By DAVID DUPONT
BG Independent News
The hit song from “Man of La Mancha” established itself inside my brain before I even leave for the theater. It’s a big song musically and in spirit, and it’s been an earworm since the show opened on Broadway opened in 1965.
I didn’t see it on Broadway, but I do remember Richard Kiley singing “The Impossible Dream” on the Ed Sullivan Show. Since then I heard it performed by everyone from Robert Goulet to my older brother Richard, a percussionist who worked up his own solo piano version.
In a way the song overshadowed the hit musical it emerged from.
The Toledo Repertoire Theater’s staging of “Man of La Mancha” provided me with a welcomed opportunity to put “The Impossible Dream” in its proper, and far more complex, context. The show with book by Dale Wasserman, music by Mitch Leigh, and lyrics by Joe Darion, opens tonight (May 31) at 8 p.m. in the Rep’s home, the 10th Street Theatre, at 16 Tenth St., Toledo. Directed by Julie Zatko with Izzie Douglass as stage manager, and Gail Mowry as music director, the musical continues with shows Thursdays, Fridays, and Saturdays at 8 p.m. with Sunday matinees at 2, through June 16. Call 419-243-9277 or click here for tickets.
Eric Hillenbrand makes an immediate impression as Miguel de Cervantes as he is led into the dungeon full of common criminals. He is upright, and proud, but not haughty, though his fellow inmates may disagree.
He is accompanied by his servant. Reed’s casting as the comic relief is as pitch perfect as Hillenbrand’s is for the lead.
The inmates are ready to steal Cervantes’ belongings, including a manuscript. But he convinces them to let him stand trial. The charges? Being “an idealist and a poor poet.”
As his defense, he presents a dramatization of the story of one Alonso Quijano, an elderly country squire whose mind is besotted with tales of knights and chivalry. He reimagines himself as Don Quixote, a knight errant , who with his servant Sancho Panza, a man with a belly full of perplexing proverbs, ventures out into the countryside searching wrongs to be righted and monsters to slay.
Here Hillenbrand sings the second most famous song from the score, the title tune “Man of La Mancha.” He shows he has not just the looks but the pipes for the part. Reed provides the right chaser of levity.
Don Quixote sees the world though gilded vision – a windmill is a monster to him. He battles the monster and loses. Seeking someone to properly knight him, he spies a “castle.” It is, of course, as Sancho Panza points out, an inn, a place where the roughest sort of people gather.

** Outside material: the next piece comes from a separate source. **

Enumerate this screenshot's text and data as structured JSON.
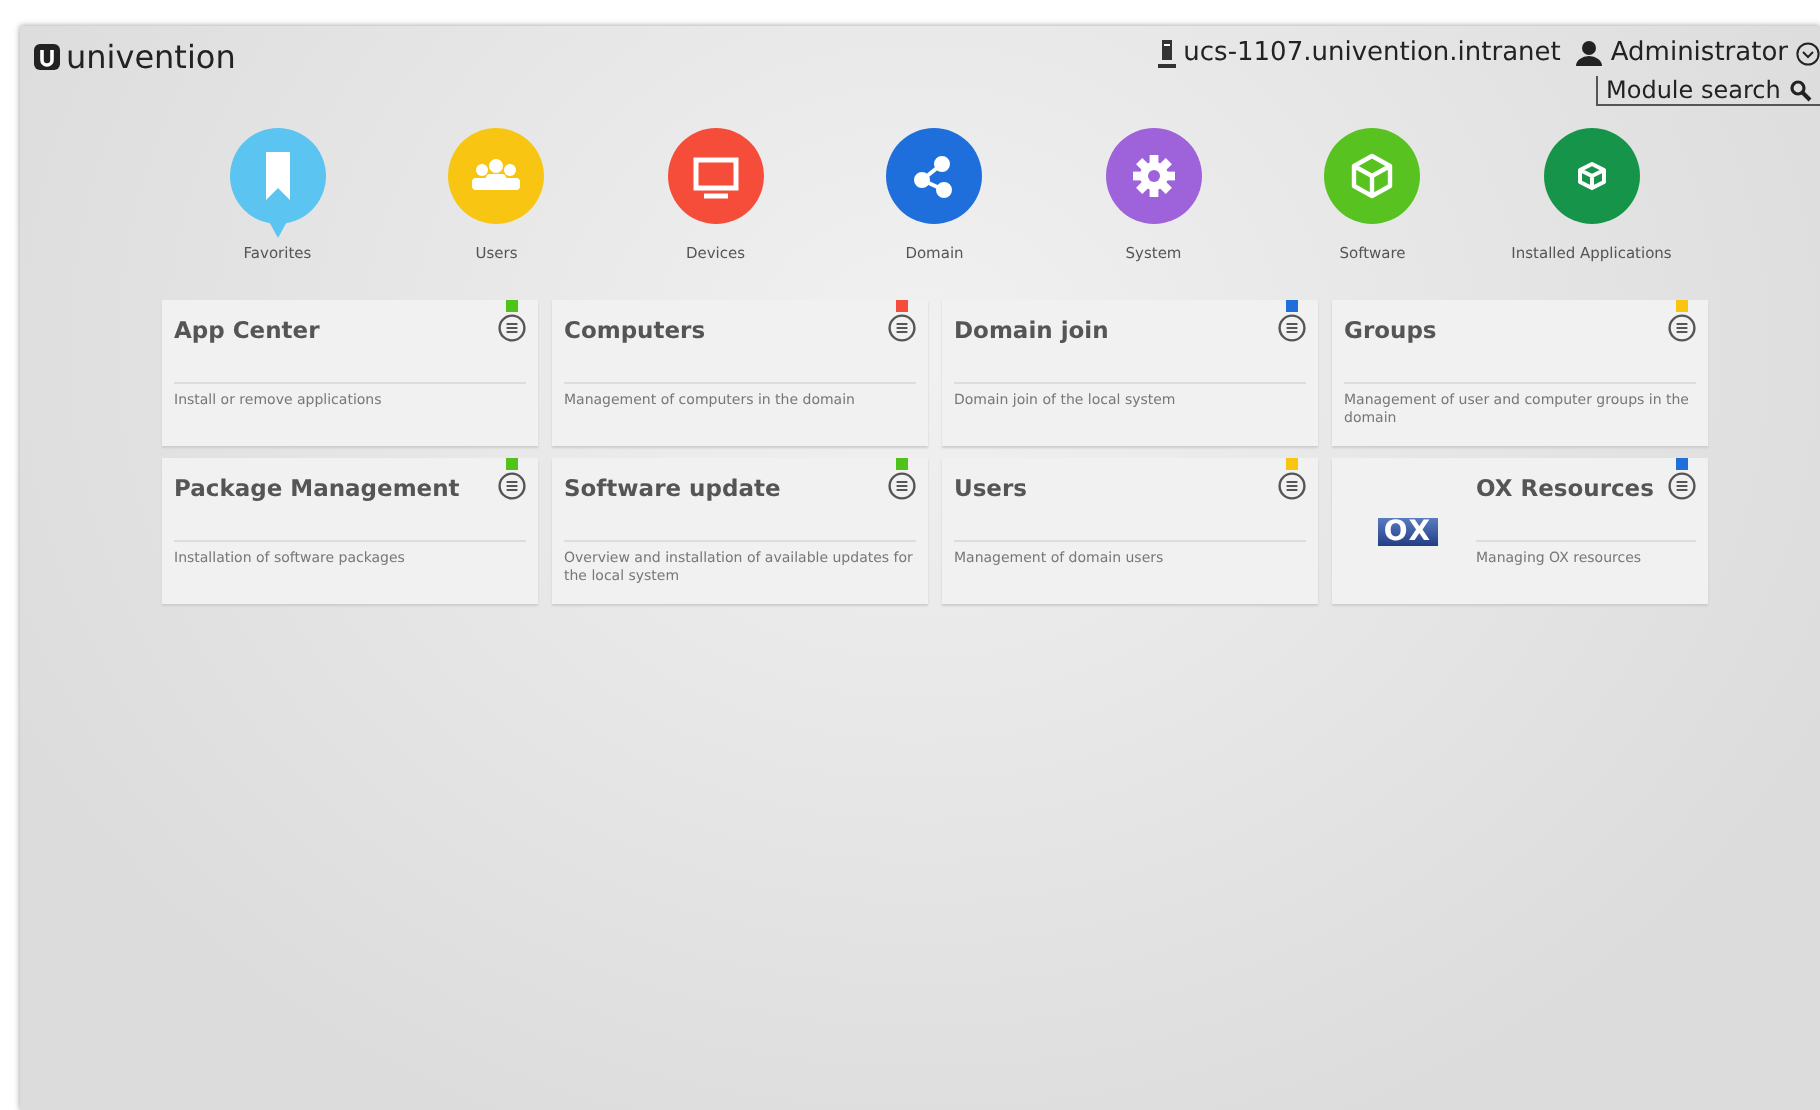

To society Aldonza (Sarah Dusseau) would fit in with that rough lot. She works about the inn and serves as a prostitute. For her, whatever man she beds doesn’t matter. The act and the partner are all the same. She rebuffs the crude advances of the muleteers in the inn with retorts as crude, and more cutting as theirs, and delivers a knee to the groin if necessary.
To Don Quixote, though, she is his “Dulcinea,” the fair lady whom he loves deeply and chastely, as he sings in “The Impossible Dream,” from afar.
This high-minded adoration is too much for her, especially when the muleteers mock her for it.
The role of Aldonza calls on her to express with her voice the emotions of a woman, born and abandoned in the streets with no one to protect her. But her voice also must soar and sparkle as she succumbs to Don Quixote’s glittering delusions.
As Cervantes stages his tale, he pulls in the other prisoners to play the various roles.
Pedro (Grant Evans), called “the Governor” by the others presides over the jailhouse trial of Cervantes and in the story presides over the inn.
The callow and mean-spirited prisoner, known as “the Duke” (Tyler Ward), gets casts as the pompous Dr. Carrasco, who wishes to marry Alonso Quijano’s niece Antonia (Dawn Kingman), but is afraid to marry into the family of a madman.
Joel Twitchell plays the role of the Padre, a confidant of the Quijana family.
Together with the family’s housekeeper (Jada Golden), they plot to capture Quijano and end this Don Quixote nonsense.
Twitchell is especially good at portraying the friar. He is caught between the family’s selfish designs and hypocrisy as expressed in the comic quartet “I’m Only Thinking of Him” and his appreciation for the squire’s idealism expressed in “To Each His Dulcinea.” The Padre wonders if Quijano is the wisest madman or the maddest wiseman.
But the old man’s illusions are not necessarily harmless as Aldonza finds out when finally cornered by the muleteers.
Here the story dips into darkness before struggling to draw some light from the beauty of Don Quixote’s vision so richly expressed in both the song “The Impossible Dream” and Hillebrand’s rendition.
The song shines far brighter set within this full, complicated story of the collision of ideals with the rough realities of human existence. While the lyrics ring out with certainty, they leave us with questions after the curtain call.